More than new features new hardware always seems to really do more of the old stuff. If you go back to the first directx 8 graphics cards with ps support geforece3/8500 you will see the instruction count on shaders is very small compared to what new cards are capiable of. For example ps1.1(geforce3 still a popular card) can only do 8 instructions where anything with ps2.0 can do 64. and shader version 3 hardware is in the eraly stages of trying to remove these types of arbitray limits and leaving it up to performance to decide how many instructions is good.

This is one of the key reasons why demos can do stuff games can't dream of the other is cpu limits.

One of the key things shaders allow you to do is decrease model complexity and let normal maps and other shaders do the work. So previously many of the visual effects where done by the artist and incoded into the model directly well now more of this visual quility lies in the shaders which let's you use more models on screen that contain less information, you can see how this new way is not as good for old hardware as the old way. Old hardware is forced to sacrifice certain shaders and you will try to pick the ones that are have the smallest impact on quility, but many of the effects that in past generations may have been stored in textures or model data just will not exist for these old cards, unless you sen the artist off to create it and this is time that could be spent on other new "cool" assets.

In the end engines have "target hardware" and they will look/run the best on this hardware.
 
Might be that the DX8 shaders don't do normalization but use a cube map lookup (but not for every vector), or may just use interpolated normals, due to speed and lack of instruction slots.

It's not precision, since on the R3xx you get fp24 no matter which precision you ask for.
 
DemoCoder said:
It's not precision, since on the R3xx you get fp24 no matter which precision you ask for.
I think it's obvious to many that precision is not the difference here.
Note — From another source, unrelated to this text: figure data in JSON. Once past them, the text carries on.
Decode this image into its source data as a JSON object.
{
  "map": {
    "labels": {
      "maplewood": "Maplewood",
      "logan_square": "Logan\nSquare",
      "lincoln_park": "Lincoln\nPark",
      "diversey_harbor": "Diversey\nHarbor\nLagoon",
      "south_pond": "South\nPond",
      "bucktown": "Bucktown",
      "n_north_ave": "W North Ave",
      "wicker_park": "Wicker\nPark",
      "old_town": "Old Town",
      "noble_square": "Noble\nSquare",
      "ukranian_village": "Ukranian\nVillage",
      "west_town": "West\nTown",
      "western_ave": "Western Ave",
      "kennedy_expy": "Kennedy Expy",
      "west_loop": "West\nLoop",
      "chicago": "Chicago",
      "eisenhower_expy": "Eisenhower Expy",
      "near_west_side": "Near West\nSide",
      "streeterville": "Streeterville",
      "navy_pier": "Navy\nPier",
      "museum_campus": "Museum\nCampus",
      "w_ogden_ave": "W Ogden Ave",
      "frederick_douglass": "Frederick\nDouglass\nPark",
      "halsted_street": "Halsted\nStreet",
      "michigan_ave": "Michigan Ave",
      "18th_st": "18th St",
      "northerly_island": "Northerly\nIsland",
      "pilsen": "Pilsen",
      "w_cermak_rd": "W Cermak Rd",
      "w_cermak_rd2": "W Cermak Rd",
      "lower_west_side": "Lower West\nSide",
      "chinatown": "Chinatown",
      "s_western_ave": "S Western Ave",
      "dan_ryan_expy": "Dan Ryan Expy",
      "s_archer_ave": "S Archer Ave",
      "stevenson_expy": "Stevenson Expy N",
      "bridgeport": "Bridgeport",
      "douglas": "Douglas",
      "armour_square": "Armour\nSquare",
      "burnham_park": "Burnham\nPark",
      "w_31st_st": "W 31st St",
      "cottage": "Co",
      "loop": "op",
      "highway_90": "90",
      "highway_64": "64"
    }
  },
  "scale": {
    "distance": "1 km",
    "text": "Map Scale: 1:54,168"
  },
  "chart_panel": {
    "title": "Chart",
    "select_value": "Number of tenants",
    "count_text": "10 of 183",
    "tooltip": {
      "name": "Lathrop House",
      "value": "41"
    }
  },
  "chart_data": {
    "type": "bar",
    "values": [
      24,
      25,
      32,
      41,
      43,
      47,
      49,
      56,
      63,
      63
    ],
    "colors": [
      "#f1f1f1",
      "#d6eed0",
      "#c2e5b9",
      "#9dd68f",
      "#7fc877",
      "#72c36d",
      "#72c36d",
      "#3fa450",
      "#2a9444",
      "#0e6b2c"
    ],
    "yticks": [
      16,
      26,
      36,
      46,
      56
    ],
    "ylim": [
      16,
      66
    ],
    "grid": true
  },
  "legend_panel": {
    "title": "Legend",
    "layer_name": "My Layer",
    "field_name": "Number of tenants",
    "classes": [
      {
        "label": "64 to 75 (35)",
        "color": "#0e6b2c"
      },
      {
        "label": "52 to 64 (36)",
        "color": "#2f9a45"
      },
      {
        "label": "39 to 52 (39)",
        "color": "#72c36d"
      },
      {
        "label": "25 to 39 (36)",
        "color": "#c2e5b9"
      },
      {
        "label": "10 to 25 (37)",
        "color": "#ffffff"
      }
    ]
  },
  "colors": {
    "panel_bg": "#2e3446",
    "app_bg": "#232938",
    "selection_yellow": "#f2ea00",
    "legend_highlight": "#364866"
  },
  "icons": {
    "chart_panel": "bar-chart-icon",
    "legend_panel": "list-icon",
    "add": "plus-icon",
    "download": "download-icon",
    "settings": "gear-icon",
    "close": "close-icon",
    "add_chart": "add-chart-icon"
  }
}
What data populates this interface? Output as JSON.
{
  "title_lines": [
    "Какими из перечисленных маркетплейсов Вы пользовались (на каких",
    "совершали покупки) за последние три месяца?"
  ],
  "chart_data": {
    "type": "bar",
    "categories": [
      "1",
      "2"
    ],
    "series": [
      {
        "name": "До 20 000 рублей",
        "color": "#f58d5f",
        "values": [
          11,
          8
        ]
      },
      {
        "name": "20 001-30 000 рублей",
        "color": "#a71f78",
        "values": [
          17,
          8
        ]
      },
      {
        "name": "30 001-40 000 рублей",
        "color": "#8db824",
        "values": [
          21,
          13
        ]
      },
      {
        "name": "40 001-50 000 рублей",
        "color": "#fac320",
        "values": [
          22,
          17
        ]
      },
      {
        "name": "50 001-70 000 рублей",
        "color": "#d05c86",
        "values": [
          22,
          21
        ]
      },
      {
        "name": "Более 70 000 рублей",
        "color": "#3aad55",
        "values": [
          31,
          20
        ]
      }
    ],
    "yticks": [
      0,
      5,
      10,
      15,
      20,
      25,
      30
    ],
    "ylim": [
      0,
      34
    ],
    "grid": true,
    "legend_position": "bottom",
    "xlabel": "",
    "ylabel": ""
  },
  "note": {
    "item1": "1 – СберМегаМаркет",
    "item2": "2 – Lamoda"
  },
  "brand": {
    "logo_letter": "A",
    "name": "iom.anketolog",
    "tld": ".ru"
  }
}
And, of course, FP24-only-no-matter-what-you-want is not limited to just the R3xx... it's all parts including and after R3xx.
 
There are differences in the rendering but I don't think either is better or worse other than the crazed black line on the 1st dx8 shot following the tile grout. That looks like a bug maybe?
 
yeah definitely.

They should try to emulate the dx8 path with the dx9 cards ;)

On the other hand, the game engine has been developped a long way from dx7 to dx9 so it's possible the effect/art pipeline was not created with the new dx9 cards in mind which would explain why dx9 doesn't look so good (kind of reminds me Tomb Raider or Halo PC).
 
Neither path looks pretty in those screenshots. Turn down the specular highlight on the tiles please Valve, they ain't plastic *shudder*

And the wood floor has more detail in the DX8 path.

Rys
 
Like many before me, I perceive the dx8 path to be "better" or more interesting. It seems dx8 is mostly a higher contrast version in terms of the tiles in both cases. Although the dx9 path seems more subtle in its rendering of depth in the cracks in the tiles, it does offer more depth in the fine details of the hands. One can see that the fingernail in the dx9 image seems to have a normal map where the dx8 does not. Where the dx8 nail looks flat and lifeless, slight ridging in the dx9 image brings it to life.

I can fully understand why many may prefer the dx9 renders. They are more subtle and probably more realistic. The preference comes down to whether you like "real" or the exaggerated looks often employed in games and film. It's like how American cars always explode on impact or every pipe in the water/heating system is shiny. It's not realistic, but it makes for interesting/eye-catching effects and looks.

Hmmm...the more I flip between the two versions the more I am becoming convinced that there is no bump mapping at all in the dx9 render. The hands have it, but it looks terribly flat otherwise. Perhaps it is just the lowered contrast or must be seen in motion. Not having the software at hand to test and study its options, I would venture a guess that the dx9 shots have features disabled that are enabled in dx8. Is it possible dx9 defaults to having certain features disabled, such as "world bump mapping", where the dx8 path may have them on due to lowered rendering overhead elsewhere?